Christ talks about “denying” ourselves. In the next verse He ties that to being willing to die.
This sounds important. We need to get it right.
Great lie: all religions are the same – but the devil himself can appear as an angel of light! (2 Corinthians 11:14).
We need to get this cross thing right.
Is it just about perseverance? Everyone has their own cross to bear? Kind of, but even that needs to be grounded. We aren't just stoics, we are stoics of a certain type.
What is the cross? Pain. But just any pain?
Look to the prototype: we are Christians, and He is our standard. His cross was painful, but it was pain put to a certain use. It was sacrificial. He gave Himself as a sacrifice.
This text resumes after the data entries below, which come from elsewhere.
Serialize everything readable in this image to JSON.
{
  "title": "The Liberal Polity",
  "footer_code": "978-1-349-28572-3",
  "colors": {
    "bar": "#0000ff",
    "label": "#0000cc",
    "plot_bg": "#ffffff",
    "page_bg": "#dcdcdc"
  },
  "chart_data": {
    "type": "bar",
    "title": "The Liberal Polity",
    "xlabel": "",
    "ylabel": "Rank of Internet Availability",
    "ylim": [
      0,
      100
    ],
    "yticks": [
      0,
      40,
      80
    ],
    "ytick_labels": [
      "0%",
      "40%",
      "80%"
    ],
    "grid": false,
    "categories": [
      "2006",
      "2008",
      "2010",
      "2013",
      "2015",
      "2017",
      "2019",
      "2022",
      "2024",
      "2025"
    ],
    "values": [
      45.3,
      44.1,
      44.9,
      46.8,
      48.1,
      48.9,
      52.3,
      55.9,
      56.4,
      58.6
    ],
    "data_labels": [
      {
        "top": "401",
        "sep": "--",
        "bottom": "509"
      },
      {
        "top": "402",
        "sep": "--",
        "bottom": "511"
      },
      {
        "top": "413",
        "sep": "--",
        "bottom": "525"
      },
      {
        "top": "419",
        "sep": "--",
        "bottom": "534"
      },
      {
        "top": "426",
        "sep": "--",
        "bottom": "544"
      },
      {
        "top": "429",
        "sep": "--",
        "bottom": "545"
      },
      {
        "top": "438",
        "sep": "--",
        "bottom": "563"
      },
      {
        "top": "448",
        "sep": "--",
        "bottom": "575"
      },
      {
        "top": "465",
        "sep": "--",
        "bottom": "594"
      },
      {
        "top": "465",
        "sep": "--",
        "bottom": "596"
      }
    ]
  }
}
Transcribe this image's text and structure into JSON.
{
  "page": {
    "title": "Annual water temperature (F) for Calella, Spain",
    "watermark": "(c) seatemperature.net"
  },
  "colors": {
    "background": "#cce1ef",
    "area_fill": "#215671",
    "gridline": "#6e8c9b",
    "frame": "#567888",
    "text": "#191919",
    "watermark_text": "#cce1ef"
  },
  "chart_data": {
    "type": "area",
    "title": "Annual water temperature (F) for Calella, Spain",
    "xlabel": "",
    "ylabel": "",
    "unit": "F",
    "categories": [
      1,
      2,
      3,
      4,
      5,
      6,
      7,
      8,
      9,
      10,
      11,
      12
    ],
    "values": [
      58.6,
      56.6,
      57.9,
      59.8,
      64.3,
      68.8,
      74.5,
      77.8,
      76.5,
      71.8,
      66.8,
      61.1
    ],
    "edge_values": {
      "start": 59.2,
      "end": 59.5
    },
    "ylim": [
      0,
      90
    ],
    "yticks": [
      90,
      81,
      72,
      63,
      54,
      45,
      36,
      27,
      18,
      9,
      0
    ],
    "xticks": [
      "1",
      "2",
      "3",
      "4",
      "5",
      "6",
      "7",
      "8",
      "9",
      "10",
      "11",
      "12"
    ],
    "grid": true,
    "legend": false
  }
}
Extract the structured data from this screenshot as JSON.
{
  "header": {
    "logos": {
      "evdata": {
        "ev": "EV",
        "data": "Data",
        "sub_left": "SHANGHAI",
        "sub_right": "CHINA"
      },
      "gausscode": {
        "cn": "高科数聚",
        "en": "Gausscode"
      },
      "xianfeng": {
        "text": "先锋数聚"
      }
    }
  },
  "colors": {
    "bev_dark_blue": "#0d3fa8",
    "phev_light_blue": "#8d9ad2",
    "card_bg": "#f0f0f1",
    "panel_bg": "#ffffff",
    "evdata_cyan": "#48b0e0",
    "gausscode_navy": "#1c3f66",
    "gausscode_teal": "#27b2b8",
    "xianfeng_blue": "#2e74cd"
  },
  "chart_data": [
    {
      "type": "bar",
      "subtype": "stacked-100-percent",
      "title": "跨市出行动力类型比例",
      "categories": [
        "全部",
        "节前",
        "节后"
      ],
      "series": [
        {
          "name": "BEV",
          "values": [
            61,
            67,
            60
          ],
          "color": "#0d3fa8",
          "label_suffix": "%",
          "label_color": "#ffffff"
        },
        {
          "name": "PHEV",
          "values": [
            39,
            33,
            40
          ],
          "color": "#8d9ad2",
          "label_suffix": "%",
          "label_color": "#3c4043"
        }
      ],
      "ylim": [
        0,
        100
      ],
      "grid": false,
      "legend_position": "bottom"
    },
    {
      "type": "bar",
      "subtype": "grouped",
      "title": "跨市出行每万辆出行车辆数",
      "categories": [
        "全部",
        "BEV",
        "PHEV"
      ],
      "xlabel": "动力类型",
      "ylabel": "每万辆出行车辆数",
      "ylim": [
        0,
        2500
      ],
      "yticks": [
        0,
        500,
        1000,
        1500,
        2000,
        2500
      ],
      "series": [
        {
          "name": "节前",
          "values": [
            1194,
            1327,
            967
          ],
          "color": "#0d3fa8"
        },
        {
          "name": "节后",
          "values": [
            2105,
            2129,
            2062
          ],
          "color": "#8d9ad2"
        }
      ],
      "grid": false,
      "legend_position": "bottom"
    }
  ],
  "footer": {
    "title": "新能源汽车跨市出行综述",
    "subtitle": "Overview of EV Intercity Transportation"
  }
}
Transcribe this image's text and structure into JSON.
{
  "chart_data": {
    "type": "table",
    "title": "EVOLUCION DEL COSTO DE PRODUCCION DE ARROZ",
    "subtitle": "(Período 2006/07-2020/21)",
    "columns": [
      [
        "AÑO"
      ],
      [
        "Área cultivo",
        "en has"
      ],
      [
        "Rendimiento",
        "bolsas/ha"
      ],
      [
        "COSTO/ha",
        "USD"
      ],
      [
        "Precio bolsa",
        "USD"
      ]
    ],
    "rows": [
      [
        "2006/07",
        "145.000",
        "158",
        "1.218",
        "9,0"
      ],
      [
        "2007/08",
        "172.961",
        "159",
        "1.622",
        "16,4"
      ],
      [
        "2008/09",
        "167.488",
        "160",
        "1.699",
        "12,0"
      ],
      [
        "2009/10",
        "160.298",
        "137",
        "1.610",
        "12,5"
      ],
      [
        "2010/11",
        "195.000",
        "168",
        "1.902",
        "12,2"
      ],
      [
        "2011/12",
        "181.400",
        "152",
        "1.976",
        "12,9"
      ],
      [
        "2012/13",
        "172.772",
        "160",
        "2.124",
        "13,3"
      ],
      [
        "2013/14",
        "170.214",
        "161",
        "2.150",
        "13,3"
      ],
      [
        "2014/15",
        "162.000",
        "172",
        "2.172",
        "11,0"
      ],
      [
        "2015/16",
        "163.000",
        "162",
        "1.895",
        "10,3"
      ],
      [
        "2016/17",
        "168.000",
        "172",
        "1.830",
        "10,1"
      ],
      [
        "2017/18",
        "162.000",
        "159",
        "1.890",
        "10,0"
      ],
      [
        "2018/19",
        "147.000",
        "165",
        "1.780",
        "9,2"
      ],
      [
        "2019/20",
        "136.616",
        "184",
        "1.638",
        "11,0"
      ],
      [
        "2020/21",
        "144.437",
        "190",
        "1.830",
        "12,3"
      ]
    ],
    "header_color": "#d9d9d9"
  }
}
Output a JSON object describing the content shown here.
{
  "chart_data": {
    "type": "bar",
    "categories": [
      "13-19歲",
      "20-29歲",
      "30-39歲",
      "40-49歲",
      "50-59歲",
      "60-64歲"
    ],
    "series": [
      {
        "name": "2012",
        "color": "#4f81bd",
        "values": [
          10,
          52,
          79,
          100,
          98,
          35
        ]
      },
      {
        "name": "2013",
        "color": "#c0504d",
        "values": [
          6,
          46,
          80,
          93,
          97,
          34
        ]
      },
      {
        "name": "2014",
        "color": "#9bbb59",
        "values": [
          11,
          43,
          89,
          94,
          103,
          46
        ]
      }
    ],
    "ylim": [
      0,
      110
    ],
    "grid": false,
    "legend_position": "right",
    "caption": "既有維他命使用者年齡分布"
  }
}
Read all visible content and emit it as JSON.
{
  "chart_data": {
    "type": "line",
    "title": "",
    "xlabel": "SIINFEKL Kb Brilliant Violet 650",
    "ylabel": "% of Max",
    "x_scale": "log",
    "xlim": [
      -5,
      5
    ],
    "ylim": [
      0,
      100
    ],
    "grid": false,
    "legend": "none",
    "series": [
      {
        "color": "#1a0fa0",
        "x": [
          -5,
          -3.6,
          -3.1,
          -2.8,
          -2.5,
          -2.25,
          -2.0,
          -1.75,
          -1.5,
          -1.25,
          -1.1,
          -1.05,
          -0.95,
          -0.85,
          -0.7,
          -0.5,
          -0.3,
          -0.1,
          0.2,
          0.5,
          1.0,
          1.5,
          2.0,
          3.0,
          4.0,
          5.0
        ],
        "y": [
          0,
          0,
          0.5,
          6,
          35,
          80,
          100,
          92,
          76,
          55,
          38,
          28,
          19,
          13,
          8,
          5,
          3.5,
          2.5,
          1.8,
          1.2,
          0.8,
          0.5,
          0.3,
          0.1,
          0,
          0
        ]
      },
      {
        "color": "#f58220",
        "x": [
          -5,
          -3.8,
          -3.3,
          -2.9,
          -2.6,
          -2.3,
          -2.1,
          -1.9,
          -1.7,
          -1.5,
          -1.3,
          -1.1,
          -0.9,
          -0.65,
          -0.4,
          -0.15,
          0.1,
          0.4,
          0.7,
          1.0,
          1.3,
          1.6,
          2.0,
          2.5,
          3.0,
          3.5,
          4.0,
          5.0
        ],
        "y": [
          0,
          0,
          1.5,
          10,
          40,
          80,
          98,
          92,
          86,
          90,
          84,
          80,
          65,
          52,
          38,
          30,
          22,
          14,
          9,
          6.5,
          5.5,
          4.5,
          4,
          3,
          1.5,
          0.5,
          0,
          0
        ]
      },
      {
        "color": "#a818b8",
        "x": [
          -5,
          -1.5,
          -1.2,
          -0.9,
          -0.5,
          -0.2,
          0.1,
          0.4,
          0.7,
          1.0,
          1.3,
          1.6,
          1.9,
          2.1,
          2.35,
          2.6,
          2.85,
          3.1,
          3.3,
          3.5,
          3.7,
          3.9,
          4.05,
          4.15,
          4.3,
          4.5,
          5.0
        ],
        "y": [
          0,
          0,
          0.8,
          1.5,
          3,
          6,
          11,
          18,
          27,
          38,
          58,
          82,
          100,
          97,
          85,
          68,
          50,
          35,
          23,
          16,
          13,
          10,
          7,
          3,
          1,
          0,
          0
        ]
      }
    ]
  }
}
All sacrifice is of something valuable, something hard. Pain is like that.
The cross was Christ's sacrifice on behalf of the people and world that He loved.
This gives us enough to work on: taking up our cross means doing things that are hard on behalf of others. It means denying what we might prefer so that others can thrive.
For Christ, that meant leaving the place where He was given the glory and honor that was His due to go live in a place where He would be disrespected, misunderstood, and even tortured; and He did it so that we – the ones He loves – could join Him in eternal glory.
When we voluntarily sacrifice our time, putting up with people who may misunderstand us, who may not value us, and who may never really appreciate what we are doing; and we do it out of a desire for their health and salvation...
Then we are taking up our cross and following Christ into glory.
So be patient when your ego tells you to lash out; be courageous when your instincts tell you to hide; figure out what love requires in each moment – and then dedicate yourself to it. THAT requires listening to the needs of the moment.
That is the cup that our Lord accepted in the Garden of Gethsemene that led to the salvation of the world – and drinking of that cup unites us to Him through His passion on the Cross into everlasting life with all the saints.